Anno VIII - Numero 3/2022
ASSUNTA SÀNZARI PANZA
Benedetto poièin
Qui si discorre
del grigio del gramo dello spento
di quante fitte al petto
irreparabile follia d’istanti eterni
han condotto al lago ghiacciato
che non scioglie le sue acque lastricate
al sole d’albe nascenti.
Resta attonito l’attimo arcano
sovrano di funeste lotte,
palpiti assenti. Non arretrano
i passi dolenti della colpa
non scavalcano il peso del grumo di sangue.
Il pane essiccato giace sulla tavola muta:
nessun commensale, nessuna vivanda.
I grani di sale rodono il tempo,
tovaglia stesa, stinti i colori dei girasoli.

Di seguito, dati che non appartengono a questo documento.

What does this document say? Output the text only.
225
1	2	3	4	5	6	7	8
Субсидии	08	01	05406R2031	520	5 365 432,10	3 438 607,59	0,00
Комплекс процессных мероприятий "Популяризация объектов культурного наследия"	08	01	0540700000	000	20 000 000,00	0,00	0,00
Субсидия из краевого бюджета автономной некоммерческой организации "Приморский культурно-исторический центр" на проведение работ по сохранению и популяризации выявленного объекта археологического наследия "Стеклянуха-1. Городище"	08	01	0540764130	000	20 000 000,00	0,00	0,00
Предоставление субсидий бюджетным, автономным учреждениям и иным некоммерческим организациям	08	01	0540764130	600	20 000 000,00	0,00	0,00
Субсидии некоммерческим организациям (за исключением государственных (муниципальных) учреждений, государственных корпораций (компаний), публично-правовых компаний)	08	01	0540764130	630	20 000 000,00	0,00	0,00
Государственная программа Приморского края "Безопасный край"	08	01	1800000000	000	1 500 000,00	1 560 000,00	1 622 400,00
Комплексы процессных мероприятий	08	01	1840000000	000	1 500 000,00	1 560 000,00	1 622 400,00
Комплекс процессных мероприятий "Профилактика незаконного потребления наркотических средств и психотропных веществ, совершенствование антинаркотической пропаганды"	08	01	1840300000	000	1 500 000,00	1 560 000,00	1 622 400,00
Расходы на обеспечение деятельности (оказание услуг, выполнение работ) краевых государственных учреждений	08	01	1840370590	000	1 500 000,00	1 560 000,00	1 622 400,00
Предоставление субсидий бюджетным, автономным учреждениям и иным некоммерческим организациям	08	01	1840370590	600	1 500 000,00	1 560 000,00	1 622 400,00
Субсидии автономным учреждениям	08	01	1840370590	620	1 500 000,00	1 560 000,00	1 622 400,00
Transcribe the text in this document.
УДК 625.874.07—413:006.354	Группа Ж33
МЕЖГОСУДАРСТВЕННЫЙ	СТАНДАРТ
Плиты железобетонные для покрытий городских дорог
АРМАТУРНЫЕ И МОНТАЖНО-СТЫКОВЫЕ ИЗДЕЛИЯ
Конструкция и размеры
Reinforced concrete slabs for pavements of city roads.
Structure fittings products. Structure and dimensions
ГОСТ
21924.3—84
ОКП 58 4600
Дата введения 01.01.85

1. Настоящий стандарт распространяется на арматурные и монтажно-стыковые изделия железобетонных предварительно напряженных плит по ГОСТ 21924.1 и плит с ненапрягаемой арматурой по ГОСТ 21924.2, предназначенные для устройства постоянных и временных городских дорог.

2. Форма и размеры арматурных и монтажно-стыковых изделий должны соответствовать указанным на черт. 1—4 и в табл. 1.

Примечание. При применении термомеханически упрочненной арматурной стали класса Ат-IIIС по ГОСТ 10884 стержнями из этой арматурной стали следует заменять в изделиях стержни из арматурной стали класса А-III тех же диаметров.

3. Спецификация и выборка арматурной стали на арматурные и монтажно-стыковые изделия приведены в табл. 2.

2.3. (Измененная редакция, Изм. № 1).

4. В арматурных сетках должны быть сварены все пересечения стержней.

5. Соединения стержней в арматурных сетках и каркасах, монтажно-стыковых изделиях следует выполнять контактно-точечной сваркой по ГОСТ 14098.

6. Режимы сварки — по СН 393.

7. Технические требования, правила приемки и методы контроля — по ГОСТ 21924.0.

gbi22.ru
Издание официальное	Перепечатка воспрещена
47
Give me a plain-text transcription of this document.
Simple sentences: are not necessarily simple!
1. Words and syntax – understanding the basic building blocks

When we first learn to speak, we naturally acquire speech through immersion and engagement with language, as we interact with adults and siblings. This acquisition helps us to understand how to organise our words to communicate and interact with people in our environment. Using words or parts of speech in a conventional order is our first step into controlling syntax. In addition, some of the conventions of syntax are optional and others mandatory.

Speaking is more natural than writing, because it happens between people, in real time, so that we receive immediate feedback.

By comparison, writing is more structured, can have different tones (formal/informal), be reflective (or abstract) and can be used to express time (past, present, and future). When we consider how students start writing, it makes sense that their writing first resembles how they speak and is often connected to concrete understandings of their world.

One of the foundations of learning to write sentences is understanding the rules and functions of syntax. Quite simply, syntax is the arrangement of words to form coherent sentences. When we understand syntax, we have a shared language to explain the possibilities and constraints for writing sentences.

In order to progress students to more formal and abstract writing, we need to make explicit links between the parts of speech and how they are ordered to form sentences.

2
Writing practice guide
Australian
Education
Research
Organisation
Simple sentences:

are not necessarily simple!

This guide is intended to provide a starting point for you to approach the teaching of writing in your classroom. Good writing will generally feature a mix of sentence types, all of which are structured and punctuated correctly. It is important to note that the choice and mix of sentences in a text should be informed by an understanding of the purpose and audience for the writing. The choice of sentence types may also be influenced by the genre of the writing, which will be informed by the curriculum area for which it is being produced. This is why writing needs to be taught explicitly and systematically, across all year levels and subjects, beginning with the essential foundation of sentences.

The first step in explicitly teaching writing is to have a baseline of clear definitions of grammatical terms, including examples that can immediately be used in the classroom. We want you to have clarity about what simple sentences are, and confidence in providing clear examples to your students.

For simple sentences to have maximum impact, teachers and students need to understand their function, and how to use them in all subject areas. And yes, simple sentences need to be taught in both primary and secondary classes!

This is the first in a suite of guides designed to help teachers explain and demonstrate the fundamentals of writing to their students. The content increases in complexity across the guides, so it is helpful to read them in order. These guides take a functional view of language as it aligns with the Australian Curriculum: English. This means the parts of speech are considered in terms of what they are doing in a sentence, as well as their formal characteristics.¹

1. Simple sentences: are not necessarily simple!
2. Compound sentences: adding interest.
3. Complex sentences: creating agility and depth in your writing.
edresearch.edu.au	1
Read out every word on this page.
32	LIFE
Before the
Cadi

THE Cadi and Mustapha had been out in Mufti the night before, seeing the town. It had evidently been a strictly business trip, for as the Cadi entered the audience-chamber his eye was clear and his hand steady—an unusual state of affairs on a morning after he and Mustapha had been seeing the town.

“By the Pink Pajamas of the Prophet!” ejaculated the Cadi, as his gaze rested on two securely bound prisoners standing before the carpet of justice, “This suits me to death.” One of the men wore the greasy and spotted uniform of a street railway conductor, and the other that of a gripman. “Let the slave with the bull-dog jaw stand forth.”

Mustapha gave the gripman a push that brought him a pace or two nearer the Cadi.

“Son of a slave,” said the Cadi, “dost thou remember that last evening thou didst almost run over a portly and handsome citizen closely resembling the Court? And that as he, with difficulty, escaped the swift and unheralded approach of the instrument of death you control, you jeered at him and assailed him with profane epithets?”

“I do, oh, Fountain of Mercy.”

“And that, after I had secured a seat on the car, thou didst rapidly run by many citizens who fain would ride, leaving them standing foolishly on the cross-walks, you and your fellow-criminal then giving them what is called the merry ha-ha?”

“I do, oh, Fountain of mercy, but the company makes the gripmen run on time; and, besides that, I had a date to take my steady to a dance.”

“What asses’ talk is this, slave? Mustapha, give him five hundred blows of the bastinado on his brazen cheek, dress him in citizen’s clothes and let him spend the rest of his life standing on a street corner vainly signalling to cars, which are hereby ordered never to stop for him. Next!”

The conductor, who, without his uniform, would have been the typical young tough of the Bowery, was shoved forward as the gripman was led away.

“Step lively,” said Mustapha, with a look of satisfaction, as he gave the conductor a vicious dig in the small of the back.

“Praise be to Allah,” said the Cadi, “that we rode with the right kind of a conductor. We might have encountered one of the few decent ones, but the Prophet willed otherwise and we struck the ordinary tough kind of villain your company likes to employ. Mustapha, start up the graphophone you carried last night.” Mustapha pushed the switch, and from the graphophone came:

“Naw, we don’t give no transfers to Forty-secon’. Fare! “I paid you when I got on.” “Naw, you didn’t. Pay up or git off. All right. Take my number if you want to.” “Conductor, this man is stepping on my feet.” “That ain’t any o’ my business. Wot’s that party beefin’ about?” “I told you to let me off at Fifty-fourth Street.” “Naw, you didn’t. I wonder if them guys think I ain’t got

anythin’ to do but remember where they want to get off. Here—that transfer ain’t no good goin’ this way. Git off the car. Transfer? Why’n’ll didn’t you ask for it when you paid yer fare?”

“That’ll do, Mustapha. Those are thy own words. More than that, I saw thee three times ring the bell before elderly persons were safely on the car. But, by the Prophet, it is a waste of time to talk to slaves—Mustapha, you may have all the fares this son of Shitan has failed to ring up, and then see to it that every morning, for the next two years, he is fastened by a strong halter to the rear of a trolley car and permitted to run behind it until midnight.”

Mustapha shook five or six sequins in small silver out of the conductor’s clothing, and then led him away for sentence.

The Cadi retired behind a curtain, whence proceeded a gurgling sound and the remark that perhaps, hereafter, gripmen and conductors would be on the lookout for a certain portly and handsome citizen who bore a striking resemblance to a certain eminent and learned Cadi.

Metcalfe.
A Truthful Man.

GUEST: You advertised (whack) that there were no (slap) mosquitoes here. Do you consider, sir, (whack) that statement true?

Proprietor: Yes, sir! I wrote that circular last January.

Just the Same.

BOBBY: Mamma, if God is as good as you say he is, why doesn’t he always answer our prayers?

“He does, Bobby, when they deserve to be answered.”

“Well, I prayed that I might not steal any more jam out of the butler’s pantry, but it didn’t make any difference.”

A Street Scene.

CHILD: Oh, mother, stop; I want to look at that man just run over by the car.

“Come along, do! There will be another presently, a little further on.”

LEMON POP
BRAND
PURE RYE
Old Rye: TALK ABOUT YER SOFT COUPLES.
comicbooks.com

Di lontano il saluto del padre.
Non si apre la porta:
rimane un blocco di pietre sventrate
da pensieri di carne levata.
Ora è là che rimesta
toni a lungo reclusi,
è la che declina inviti,
depone le armi sulla foto
non ancora ingiallita,
giovane donna-fanciulla
sposa di tempi leggiadri
che attende il momento solenne,
capelli di seta, abito dono di madrefeconda,
ancora una madre, la terza carezza,
la prima fatua reminiscenza di parto.
Inreparabile tempus:
ritorno allo splendore greco
dell’isola incanto superbo colosso.
La nave partiva. Partivano i sogni
con tinte di rosso, un gioco,
un racconto mai perso
sigillato nel rigido inverno
della città d’acque e arte. Urbs picta.
Quella sera la nebbia
un tuffo un coro di voci
teatro di tragedie mai scordate
nebbia soffusa profusa
gabbia di rondini, ostaggio di voli rapiti.
Ora il manto ricopre
il famelico volto d’acciaio
già la pace sovrasta la foschia d’ombre
intirizzite dal fumo d’una gioventù
strappata alla corona ribelle.
I rintocchi del campanile nelle ore
di riposo richiamano l’attenzione.
Fisso lo sguardo sulla cornice
che avvolge le figure, inchioda la mente
sul mancato ritratto del giorno presente.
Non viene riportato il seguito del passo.